Weird Iframe Scrape

Can I get a little assistance with this sitemap.

I want to scrape Member Directory and need the following

a: Scroll Down to handle dynamic loading (That I can do)
b: Element click to load the details pop-up
C: scrape from within the iframe.

This is where it goes wrong and I can't seem to nail the right selectors that allow me to grab from within the iframe. In the past I would have used pop-up selector but that doesn't seem to work.

Any thoughts?

{"_id":"vcplatform","startUrl":["Member Directory in","multiple":true,"parentSelectors":["_root"],"selector":"div.collection-list-item-2","type":"SelectorElementScroll"},{"id":"Link-to-popup","linkType":"linkFromInlineScript","multiple":false,"parentSelectors":["click in"],"selector":"img","type":"SelectorLink"}]}

Hi,

You can find below a reference sitemap for scraping the profiles:

{"_id":"vcplatform","startUrl":["https://www.vcplatform.com/directory"],"selectors":[{"id":"name","multiple":false,"parentSelectors":["iframe"],"regex":"","selector":"h1","type":"SelectorText"},{"id":"iframe","multiple":true,"parentSelectors":["click"],"selector":"iframe:iframe body","type":"SelectorElement"},{"id":"title","multiple":false,"parentSelectors":["iframe"],"regex":"","selector":"h4","type":"SelectorText"},{"clickActionType":"real","clickElementSelector":"div.collection-list-item-2:nth-of-type(-n+5) div.text-block-3","clickElementUniquenessType":"uniqueCSSSelector","clickType":"clickOnce","delay":0,"discardInitialElements":"discard-when-click-element-exists","id":"click","multiple":true,"parentSelectors":["_root"],"selector":"html","type":"SelectorElementClick"},{"clickActionType":"real","clickElementSelector":"a.close-btn","clickElementUniquenessType":"uniqueCSSSelector","clickType":"clickOnce","delay":0,"discardInitialElements":"discard-when-click-element-exists","id":"close","multiple":true,"parentSelectors":["click"],"selector":"_parent_","type":"SelectorElementClick"}]}

For testing purposes, I did not add the scroll and limited the selection to the first 5 profiles, since the data will be returned only after clicking through all results.

Let me know if you have any additional questions regarding this or need further assistance.

Thank You! That worked.
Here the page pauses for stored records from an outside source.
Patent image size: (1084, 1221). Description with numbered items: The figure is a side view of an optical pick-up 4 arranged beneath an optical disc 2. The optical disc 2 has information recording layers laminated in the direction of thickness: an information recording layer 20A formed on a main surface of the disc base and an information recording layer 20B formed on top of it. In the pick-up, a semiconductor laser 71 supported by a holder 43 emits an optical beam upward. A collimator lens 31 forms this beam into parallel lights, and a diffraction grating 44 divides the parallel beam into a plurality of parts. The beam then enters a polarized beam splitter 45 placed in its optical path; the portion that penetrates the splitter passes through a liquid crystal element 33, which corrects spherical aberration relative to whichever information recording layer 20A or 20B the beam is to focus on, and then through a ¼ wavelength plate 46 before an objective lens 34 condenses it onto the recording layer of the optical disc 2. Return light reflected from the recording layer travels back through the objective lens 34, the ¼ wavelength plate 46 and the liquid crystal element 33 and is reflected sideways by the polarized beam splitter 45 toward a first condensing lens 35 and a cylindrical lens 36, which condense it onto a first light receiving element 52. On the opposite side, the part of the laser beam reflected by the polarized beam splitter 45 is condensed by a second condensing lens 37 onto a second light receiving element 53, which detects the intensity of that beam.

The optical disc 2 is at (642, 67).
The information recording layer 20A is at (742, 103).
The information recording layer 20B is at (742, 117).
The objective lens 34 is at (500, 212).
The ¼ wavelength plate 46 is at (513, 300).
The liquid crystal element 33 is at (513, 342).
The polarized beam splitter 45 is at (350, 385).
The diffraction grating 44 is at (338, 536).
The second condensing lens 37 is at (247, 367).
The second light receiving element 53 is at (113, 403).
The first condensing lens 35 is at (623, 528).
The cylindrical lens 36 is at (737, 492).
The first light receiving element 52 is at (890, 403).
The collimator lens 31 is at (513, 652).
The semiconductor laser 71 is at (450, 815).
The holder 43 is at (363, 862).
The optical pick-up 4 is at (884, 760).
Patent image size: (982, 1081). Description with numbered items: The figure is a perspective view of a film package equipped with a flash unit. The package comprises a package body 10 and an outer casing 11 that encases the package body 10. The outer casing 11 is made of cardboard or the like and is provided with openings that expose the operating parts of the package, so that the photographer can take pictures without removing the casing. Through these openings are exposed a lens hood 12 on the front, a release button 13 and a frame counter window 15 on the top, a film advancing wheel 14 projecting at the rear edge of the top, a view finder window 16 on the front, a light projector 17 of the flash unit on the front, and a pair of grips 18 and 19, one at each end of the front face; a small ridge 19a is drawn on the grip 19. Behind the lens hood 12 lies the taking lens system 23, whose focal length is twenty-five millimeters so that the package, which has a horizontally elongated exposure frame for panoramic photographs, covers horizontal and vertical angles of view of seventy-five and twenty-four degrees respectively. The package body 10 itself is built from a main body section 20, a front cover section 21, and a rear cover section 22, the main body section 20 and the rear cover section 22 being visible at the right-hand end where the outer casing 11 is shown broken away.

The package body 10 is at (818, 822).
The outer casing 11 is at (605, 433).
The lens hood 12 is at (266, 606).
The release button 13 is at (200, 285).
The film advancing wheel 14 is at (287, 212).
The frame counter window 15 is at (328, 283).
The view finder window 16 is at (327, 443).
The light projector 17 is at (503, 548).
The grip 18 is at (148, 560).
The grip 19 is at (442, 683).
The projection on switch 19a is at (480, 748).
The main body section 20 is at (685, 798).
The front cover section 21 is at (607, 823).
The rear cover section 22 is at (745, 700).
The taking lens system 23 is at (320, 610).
I have a few questions on it:

RE: Click Element

  • Selector: Why did you set to HTML instead of setting it to "iframe:iframe body" was that because you needed a separate child to house the Element Selector (iframe) and the Element_Click (Close the iframe)
  • Disgard: Why did you select "Discard when click element exists"? I have always been foggy as to when to discard

Re: Id (iframe)
Why do you have that set to multiple? Wouldn't that inherit the multiple attribute from the original Parent (ID click)

Thanks Again, that was a unique one.

Hi,

I suppose it would also work with 'iframe:iframe body' as the click selector value. Sometimes it is necessary to move the selectors around, thus it is more convenient to have a wrapper selector.
The 'Discard initial elements' choice is not so important in this particular case, it is just the most commonly used, thus automatically selected by me.

The selector 'iframe' would also work with multiple not checked, but it is the default setting for Element type and does not affect the end result.